During my Ph.D. I lived and breathed electromagnetic ion cyclotron waves... as my brother would say, I am a nerd. These waves are often abbreviated as EMIC, and there is a debate as to whether you pronounce it Ee-Mic or spell it out E-M-I-C when you talk about them. Either way, they were the topic of my dissertation. I loved them and still do. They are just so cute and unassuming but can have a significant impact.
So what are these things? Well, it's in the name; they are an electromagnetic ion cyclotron wave... I know it doesn't help. They are a wave we see in electric and magnetic fields. They resonate with ions. When Ions are around in the magnetic field, they start moving in a circle around it. When the conditions are right, the particles moving around the field line can start growing these EMIC waves. As the waves grow, they can scatter the particles, as shown in the youtube video below from NASA. This changes the conditions around the wave, and ultimately the wave is turned off. It's a bit self-defeating.
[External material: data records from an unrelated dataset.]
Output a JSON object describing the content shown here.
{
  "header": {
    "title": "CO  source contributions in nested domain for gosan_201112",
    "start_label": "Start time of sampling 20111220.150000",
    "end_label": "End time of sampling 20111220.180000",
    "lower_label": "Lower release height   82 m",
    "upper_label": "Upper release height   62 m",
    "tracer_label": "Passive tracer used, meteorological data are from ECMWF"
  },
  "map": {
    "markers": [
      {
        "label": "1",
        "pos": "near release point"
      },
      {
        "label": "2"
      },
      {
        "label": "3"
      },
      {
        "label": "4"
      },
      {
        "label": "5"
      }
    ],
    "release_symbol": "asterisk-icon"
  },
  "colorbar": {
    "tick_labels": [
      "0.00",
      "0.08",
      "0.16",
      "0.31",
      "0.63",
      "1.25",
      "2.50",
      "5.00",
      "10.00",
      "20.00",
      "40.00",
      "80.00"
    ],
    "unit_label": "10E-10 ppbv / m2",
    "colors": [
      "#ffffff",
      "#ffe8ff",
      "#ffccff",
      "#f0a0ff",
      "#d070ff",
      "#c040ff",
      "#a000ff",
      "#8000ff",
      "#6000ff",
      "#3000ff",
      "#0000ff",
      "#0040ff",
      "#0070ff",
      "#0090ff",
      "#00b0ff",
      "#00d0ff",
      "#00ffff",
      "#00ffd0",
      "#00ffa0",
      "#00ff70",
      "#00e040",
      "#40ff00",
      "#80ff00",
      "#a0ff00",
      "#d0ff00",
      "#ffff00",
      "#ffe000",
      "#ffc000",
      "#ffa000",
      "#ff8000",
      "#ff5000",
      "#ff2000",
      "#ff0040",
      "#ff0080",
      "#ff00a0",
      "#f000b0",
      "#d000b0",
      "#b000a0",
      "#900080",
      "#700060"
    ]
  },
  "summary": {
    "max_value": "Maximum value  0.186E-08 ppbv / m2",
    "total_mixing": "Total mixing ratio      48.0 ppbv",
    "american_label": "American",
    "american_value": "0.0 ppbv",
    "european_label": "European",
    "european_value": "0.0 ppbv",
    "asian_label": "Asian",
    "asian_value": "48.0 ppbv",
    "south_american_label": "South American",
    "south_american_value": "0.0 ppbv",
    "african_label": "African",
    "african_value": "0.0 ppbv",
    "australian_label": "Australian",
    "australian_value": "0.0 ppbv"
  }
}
So why do we care about these emo waves? It's because of what particles they interact with. The ions themselves are essential. They carry a lot of energy and are often found in the region called the ring current. In fact, they carry so much energy that they can change the observed strength of the magnetic field on Earth. These EMIC waves are thought to resonate with those ions and ultimately push many of them into the Earth's atmosphere. Another group of particles they resonate with is the very, very, very energetic electrons in the radiation belts. Like with the ions, the EMIC waves can ultimately push these particles into the Earth's atmosphere, where they become lost - ionizing the upper atmosphere. Below is a youtube video showing how particles move through the radiation belts.
This is all fine and good, but this is a post about a paper... This paper became the fourth chapter of my dissertation. It was focused on observations of these waves from one mission, CRRES. One of the debates at the time was whether EMIC waves were seen during the main phase or only during the recovery from a geomagnetic storm. Many people were using what is called a superposed epoch. A superposed epoch picks a point in an event, and then you line all events up by this time. For EMIC wave studies, most people chose either the start of a geomagnetic storm or when it is at its most intense period. They then looked a day to 6 before the epoch and a day to 6 after. Once everything is lined up like this, you can take the average and/or look at other statistics. Assuming that all events are similar and have similar lengths, you will likely start seeing trends. However, trends may get smoothed out if the events vary a lot. We used a multi-epoch study in our paper, EMIC wave activity during geomagnetic storm and nonstrom periods: CRRES results. We know that different mechanisms are happening in other parts of the storm.
For instance, when a solar storm hits the magnetosphere, it pushes it closer to the Earth. This can affect the ions in the magnetosphere, making them more likely to produce EMIC waves. This only happens at the beginning of the geomagnetic storm. We also know that the storm's main phase is when ions come from the tail into the inner magnetosphere where the satellite sits. This injection of ions can produce EMIC waves. So we picked two epochs, the start of the storm and the point where it was most intense. We also chose the end of the storm to give us the third epoch. This last epoch was necessary because some storms last less than a day, and others can last more than a few. We wanted to avoid having a non-storm condition mixed in with our storm periods.
Now, after all of this, what did we find? First, we discovered that waves were more common during storms than not and that they happen more at noon and dusk than at midnight and dawn. Why does one care? We care because it helps us understand how much area is affected by these waves and, thus, how much they will affect the radiation belts. This is important because it helps us know what types of space weather may impact satellites, communication, and radiation at aviation altitudes. Of course, there are a few steps between this study and these applications, but it is all part of the process.
However, one of my favorite parts of this paper was the method. We picked this multi-epoch approach, which was entirely novel at the time. But, it had one major flaw. This was not the method used by others, so how could we compare our results to theirs. They had used different data sets than us, so our results differed because of the method used or the various data. To answer that question, we did a second small study using a similar approach to the previous papers. Lo and behold, we got the same results as them. We found that the method impacted our interpretation of what was going on. Our new multi-epoch analysis allowed us to better understand what parts of the storm had the conditions where you might find an EMIC wave. This is like saying we see that schools close when there is snow vs. the schools close when there has just been a snowstorm, and the roads are yet to be cleared. It might not seem like a big difference, but it is essential if you are predicting when schools will close in Minnesota. (The first approach might be okay if trying to predict when schools will close in Georgia)
As my career has progressed, I have moved on to looking at a much more comprehensive set of space weather activities. But I have been fortunate enough to continue to work with EMIC waves from time to time. They really are a neat type of wave seen in our magnetosphere... My brother is right. I really am a nerd.